Tuesday, February 25, 2020

Love as Jesus Loves


John 13-21 For You: Revealing the way of true glory (God's Word For You)

Having loved his own who were in the world he loved them to the end.

A new command I give you: Love on another. As I have loved you, so you must love one another. By this everyone will know that you are my disciples, if you love one another.
John 13.1,34-35

Josh Moody:

They are the church, the community of God, the family of God. And they are to show that by the love they have for each other. This new community is to be expressed by this new love—the love for each other that has been the mark of God’s people from the beginning [Lev 19.18] is now given specifically to Christians as their special sign and distinguishing aspect.

We can have many different programs and initiatives and techniques. But the sheer love of Christians has won more converts than any marketing campaign ever achieved. Our love comes straight from God himself, and displaying it fulfils our special new commandment. “Love one another.” Love the annoying person next to you at church. Love the person who sings loudly and flat. Love the person whose breath smells. Love the person whose social dexterity is borderline weird. Love the person who sins, even when the sin is against you (without loving the sin; hate that). “Love one another.” In this sense, the reality of Christ is proved by the love of Christians as it displays Christlike (v 1). 

F.F. Bruce put it like this: 

“The standard of the love which the disciples are to have one for another is the love which their Lord has lavished on them … If the Christian fellowship is marked by such love … then it will be recognized as the fellowship of Christ’s followers; it will bear the unmistakable stamp of his love.

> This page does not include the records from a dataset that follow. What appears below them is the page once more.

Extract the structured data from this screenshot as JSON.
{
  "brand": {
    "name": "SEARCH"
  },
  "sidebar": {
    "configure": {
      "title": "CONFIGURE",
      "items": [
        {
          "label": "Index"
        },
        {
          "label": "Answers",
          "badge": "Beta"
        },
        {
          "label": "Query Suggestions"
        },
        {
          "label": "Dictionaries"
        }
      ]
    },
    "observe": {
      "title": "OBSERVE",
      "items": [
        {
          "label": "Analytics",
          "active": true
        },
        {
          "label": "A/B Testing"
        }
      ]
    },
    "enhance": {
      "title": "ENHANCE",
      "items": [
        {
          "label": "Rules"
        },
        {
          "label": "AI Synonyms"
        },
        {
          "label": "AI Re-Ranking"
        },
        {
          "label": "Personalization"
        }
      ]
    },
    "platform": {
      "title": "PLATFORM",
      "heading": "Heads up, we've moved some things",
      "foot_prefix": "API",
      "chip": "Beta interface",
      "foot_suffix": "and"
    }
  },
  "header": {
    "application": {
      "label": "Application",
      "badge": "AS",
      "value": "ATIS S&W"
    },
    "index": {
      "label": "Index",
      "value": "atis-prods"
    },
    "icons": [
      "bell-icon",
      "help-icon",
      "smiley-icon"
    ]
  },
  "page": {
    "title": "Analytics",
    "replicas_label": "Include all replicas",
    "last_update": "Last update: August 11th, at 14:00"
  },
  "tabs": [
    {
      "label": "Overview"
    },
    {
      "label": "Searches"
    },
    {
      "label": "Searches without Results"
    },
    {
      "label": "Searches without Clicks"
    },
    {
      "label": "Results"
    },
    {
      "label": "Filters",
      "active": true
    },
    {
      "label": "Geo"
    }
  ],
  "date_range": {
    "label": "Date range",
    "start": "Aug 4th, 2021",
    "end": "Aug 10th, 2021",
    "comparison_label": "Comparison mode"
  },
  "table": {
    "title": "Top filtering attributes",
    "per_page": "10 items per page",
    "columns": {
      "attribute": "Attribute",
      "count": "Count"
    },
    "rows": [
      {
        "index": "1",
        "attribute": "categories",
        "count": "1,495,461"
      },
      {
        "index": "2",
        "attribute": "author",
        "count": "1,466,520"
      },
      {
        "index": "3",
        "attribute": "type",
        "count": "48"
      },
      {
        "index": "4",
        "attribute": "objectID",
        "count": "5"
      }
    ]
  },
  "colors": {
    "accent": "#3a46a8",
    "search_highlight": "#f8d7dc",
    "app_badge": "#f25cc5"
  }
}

So Tertullian reports the pagans of his day (a century after this Gospel was published) as saying of Christians, ‘See how they love one another!’ And it was no merely superficial love that they spoke of, for they went on: ‘How ready they are to die for one another!’” (The Gospel of John, page 294) 

Is this what characterizes our churches today? Or are we more characterized by bickering over amendments to regulations and constitutions? Are our congregational meetings or parish councils marked by such love, or marked by a worldly suspicion of motives? Are we the kind of people of whom the non-Christians around us would say—begrudgingly, even while disagreeing with what we believe—that those are people who love each other? If not, it is time for us to pray that verses 34-35 would be the predominant attitude among our fellowships and churches. Rather than a new program or policy, it may be that the key missing ingredient in our attempts to win people to the cause of Christ is this: love.